The contention that automation and digital technologies are partly responsible for today’s lack of jobs has obviously touched a raw nerve for many worried about their own employment. But this is only one consequence of what Brynjolfsson and McAfee see as a broader trend. The rapid acceleration of technological progress, they say, has greatly widened the gap between economic winners and losers—the income inequalities that many economists have worried about for decades. Digital technologies tend to favor “superstars,” they point out. For example, someone who creates a computer program to automate tax preparation might earn millions or billions of dollars while eliminating the need for countless accountants.
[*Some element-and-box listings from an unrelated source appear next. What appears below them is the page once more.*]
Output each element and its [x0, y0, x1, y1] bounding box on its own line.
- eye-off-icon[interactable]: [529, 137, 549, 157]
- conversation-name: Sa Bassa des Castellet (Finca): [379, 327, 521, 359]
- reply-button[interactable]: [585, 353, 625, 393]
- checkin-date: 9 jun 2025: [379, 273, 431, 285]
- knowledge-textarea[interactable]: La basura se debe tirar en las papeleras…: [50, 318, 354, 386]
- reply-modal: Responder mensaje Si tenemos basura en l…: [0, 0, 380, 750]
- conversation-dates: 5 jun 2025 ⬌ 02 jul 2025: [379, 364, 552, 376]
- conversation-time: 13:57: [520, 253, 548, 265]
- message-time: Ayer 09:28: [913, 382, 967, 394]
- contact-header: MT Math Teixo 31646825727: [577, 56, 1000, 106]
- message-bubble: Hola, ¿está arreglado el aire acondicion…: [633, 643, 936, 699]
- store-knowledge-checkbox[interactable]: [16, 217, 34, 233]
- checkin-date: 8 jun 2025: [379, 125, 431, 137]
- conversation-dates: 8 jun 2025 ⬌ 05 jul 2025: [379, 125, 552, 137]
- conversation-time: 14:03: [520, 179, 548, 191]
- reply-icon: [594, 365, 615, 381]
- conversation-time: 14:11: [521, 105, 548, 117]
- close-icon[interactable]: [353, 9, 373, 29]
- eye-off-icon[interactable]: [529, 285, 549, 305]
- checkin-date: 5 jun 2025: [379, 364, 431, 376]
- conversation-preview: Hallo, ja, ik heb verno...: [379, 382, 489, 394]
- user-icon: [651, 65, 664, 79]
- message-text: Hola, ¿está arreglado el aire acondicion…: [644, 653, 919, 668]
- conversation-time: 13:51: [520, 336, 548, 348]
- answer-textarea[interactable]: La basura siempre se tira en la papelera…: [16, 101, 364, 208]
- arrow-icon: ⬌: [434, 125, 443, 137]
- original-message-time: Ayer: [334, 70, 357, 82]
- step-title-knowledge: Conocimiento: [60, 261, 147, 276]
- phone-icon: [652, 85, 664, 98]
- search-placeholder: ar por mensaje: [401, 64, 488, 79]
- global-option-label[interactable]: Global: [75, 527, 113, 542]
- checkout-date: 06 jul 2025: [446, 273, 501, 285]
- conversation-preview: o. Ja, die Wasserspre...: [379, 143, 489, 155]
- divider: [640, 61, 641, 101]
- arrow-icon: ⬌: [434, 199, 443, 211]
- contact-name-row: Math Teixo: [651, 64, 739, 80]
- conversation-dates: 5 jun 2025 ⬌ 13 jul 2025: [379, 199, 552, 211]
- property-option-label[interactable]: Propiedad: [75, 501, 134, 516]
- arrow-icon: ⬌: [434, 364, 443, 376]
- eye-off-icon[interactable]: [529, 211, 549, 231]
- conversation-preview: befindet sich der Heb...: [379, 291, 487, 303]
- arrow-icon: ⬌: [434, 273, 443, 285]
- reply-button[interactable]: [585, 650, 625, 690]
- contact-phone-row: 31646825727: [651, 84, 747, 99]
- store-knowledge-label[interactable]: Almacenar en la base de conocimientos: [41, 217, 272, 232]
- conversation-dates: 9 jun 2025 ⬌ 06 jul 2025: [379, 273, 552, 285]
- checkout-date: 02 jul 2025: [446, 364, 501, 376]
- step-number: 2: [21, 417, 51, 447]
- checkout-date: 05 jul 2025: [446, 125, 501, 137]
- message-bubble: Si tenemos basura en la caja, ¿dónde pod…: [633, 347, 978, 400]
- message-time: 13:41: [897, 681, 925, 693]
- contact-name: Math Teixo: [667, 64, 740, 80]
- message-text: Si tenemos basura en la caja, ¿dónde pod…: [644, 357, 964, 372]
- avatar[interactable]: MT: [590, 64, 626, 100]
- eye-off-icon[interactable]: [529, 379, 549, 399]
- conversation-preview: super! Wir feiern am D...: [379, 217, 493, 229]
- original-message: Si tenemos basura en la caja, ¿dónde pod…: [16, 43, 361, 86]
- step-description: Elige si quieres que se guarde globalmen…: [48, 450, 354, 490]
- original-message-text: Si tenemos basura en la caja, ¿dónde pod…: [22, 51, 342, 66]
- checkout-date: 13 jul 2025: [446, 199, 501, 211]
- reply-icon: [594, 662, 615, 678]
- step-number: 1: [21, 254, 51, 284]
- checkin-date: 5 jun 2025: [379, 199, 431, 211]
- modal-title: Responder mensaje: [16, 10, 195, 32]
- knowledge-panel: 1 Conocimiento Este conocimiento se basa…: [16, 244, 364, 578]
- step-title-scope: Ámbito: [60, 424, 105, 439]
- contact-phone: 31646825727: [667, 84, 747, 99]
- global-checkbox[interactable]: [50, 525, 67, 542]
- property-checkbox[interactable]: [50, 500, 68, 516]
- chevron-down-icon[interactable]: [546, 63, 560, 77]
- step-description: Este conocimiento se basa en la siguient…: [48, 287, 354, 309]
New technologies are “encroaching into human skills in a way that is completely unprecedented,” McAfee says, and many middle-class jobs are right in the bull’s-eye; even relatively high-skill work in education, medicine, and law is affected. “The middle seems to be going away,” he adds. “The top and bottom are clearly getting farther apart.” While technology might be only one factor, says McAfee, it has been an “underappreciated” one, and it is likely to become increasingly significant.
Not everyone agrees with Brynjolfsson and McAfee’s conclusions—particularly the contention that the impact of recent technological change could be different from anything seen before. But it’s hard to ignore their warning that technology is widening the income gap between the tech-savvy and everyone else. And even if the economy is only going through a transition similar to those it’s endured before, it is an extremely painful one for many workers, and that will have to be addressed somehow. Harvard’s Katz has shown that the United States prospered in the early 1900s in part because secondary education became accessible to many people at a time when employment in agriculture was drying up. The result, at least through the 1980s, was an increase in educated workers who found jobs in the industrial sectors, boosting incomes and reducing inequality. Katz’s lesson: painful long-term consequences for the labor force do not follow inevitably from technological changes.
Brynjolfsson himself says he’s not ready to conclude that economic progress and employment have diverged for good. “I don’t know whether we can recover, but I hope we can,” he says. But that, he suggests, will depend on recognizing the problem and taking steps such as investing more in the training and education of workers.
“We were lucky and steadily rising productivity raised all boats for much of the 20th century,” he says. “Many people, especially economists, jumped to the conclusion that was just the way the world worked. I used to say that if we took care of productivity, everything else would take care of itself; it was the single most important economic statistic. But that’s no longer true.” He adds, “It’s one of the dirty secrets of economics: technology progress does grow the economy and create wealth, but there is no economic law that says everyone will benefit.” In other words, in the race against the machine, some are likely to win while many others lose.